Children with primary immunodeficiency diseases most commonly present with an increased susceptibility to infection. Respiratory tract infections and diarrhea are characteristic, but sepsis, meningitis, and osteomyelitis can occur as well. Individual infections may not be more severe than in a normal host, but the striking clinical feature of immunodeficiency is the chronic or recurrent nature of infections. It is difficult to provide specific guidelines about the number of infections that should prompt an evaluation for immunodeficiency, because a wide range of normal occurrence exists, and because the frequency of infections depends in part on the history of exposure. For example, first-born children whose care is provided by a parent who stays at home usually will have fewer infections than a child living with multiple other children in the household or one who is enrolled at a young age in a large day-care facility. Suggestions for when to consider an evaluation for immunodeficiency are provided in Box 427.1. Not all patients with immunodeficiency are diagnosed after a long series of recurrent infections. In some instances, the initial infection is so severe (e.g., pneumonia with empyema) or is caused by such an unusual organism (e.g., Pneumocystis jerovicii) that the diagnosis of immunodeficiency is made.

Because each functional compartment of the immune system plays a specialized role in host defense, infections with certain microorganisms characteristically are found in specific immunodeficiency diseases. For example, patients with abnormalities of cell-mediated immunity characteristically develop pneumocystic pneumonia, disseminated fungal infections, mucocutaneous candidiasis, overwhelming viral infections, and severe mycobacterial disease. Patients with defects of antibody or complement more often have infections with pyogenic encapsulated bacteria. Patients with phagocytic defects develop bacterial and fungal infections of the skin and reticuloendothelial system. These distinctions may be blurred, however, because the host’s defense against any given microorganism depends on the successful integration of all components of the immune system. Thus, a rare patient with an antibody deficiency develops pneumocystic pneumonia or chronic enteroviral meningitis, whereas patients with deficiencies of cell-mediated immunity can develop pyogenic bacterial infections. Recurrent infections at a single anatomic site always should prompt consideration of other predisposing conditions, such as ciliary dyskinesia, cystic fibrosis, or bronchial obstruction. Patterns of illness and screening tests for primary immunodeficiency disorders are outlined in Table 427.1.

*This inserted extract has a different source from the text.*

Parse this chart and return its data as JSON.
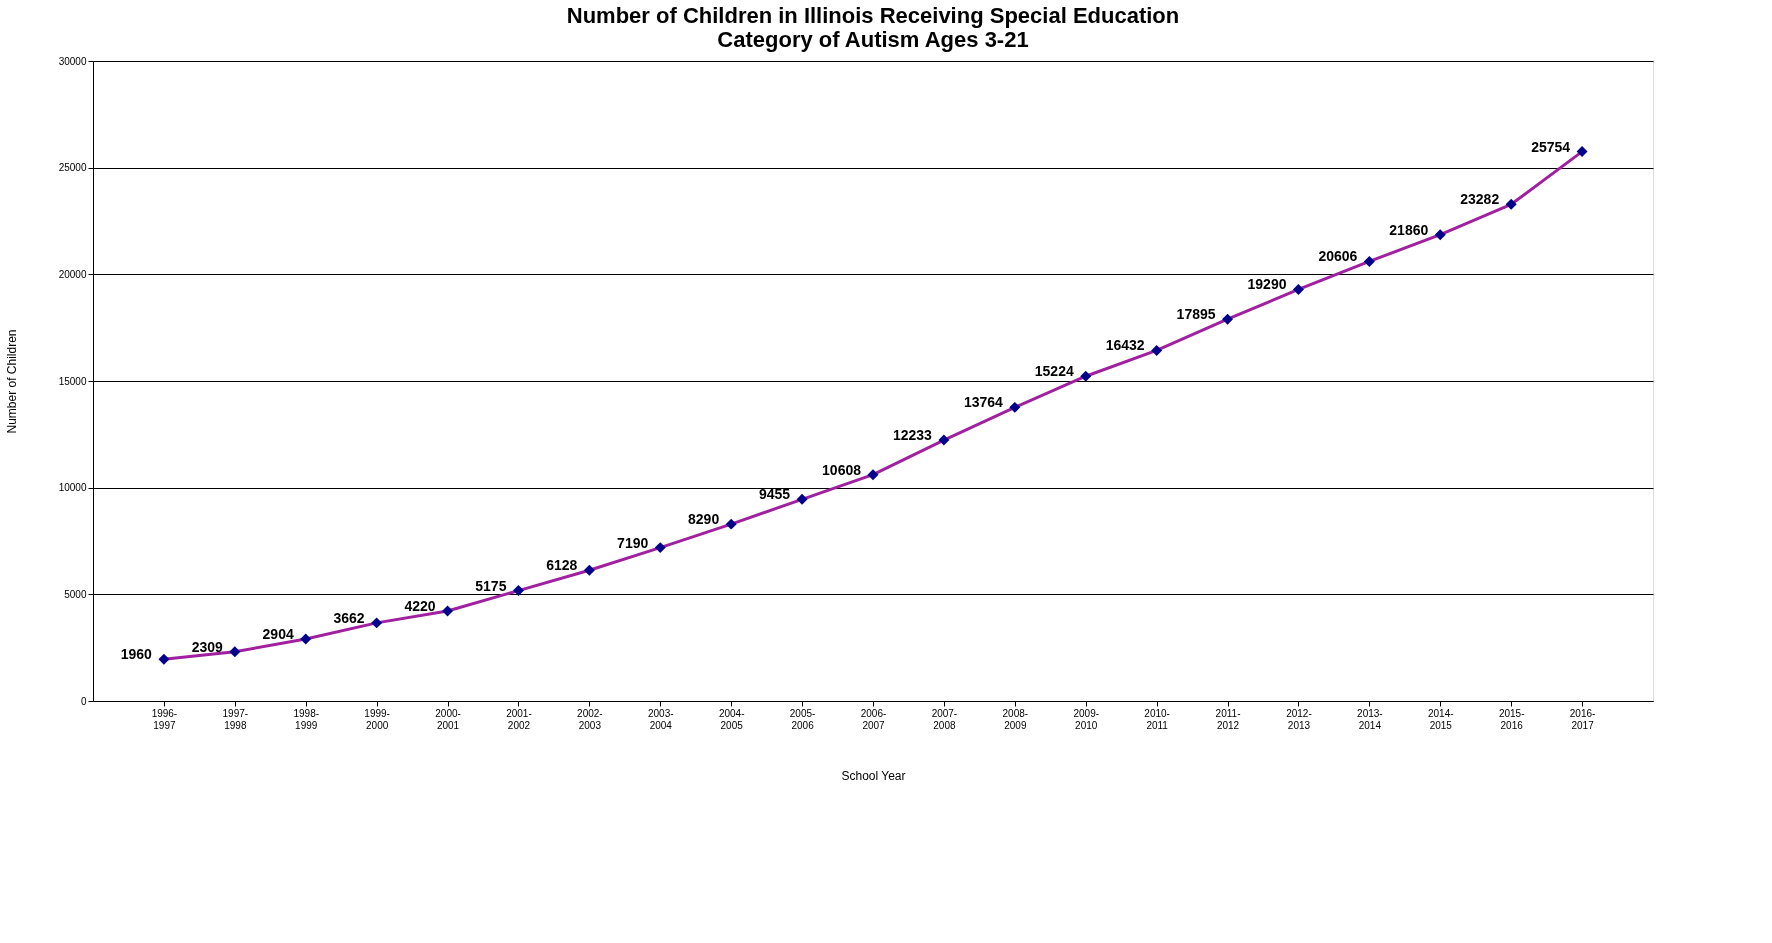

Children with primary immunodeficiency diseases sometime present with clinical manifestations that do not appear to relate directly to their increased susceptibility to infection. Just as immunodeficiency can lead to defects in the protective functions of the immune system and an increased susceptibility to infection, immunodeficiency also can lead to abnormal immunoregulatory mechanisms, with the result being autoimmune or chronic inflammatory diseases. Thus, patients with primary immunodeficiency diseases sometime present with autoimmune hemolytic anemia or immune thrombocytopenia, autoimmune endocrinopathy, juvenile rheumatoid arthritis, a lupus-like illness, or inflammatory bowel disease. This type of presentation is seen most often in patients with common variable immunodeficiency, selective IgA deficiency, chronic mucocutaneous candidiasis, and deficiencies of the classical complement pathway. Occasionally, a disorder that appears to be autoimmune may be caused by an infectious agent (e.g., the dermatomyositis syndrome that is sometimes seen in patients
with X-linked agammaglobulinemia is really a manifestation of a chronic enteroviral infection and is not an autoimmune disease).

Immunodeficiency also can be seen as one part of a constellation of signs and symptoms in a syndrome complex (Table 427.2). Recognition that a patient has a syndrome in which immunodeficiency occurs allows a diagnosis of immunodeficiency to be made before any clinical manifestations of that immunodeficiency occur. For instance, children with the DiGeorge anomaly usually are identified initially because of the neonatal presentation of congenital heart disease or hypocalcemic tetany. This leads to the recognition that they have a T-lymphocyte defect before any infections occur that are attributable to that immunodeficiency. Similarly, a diagnosis of Wiskott-Aldrich syndrome can be made in young boys with eczema and thrombocytopenia, and they may be identified as immunodeficient before they develop infections attributable to their immunodeficiency. Recognition of any part of a syndrome complex should prompt a thorough investigation for other manifestations before they become symptomatic.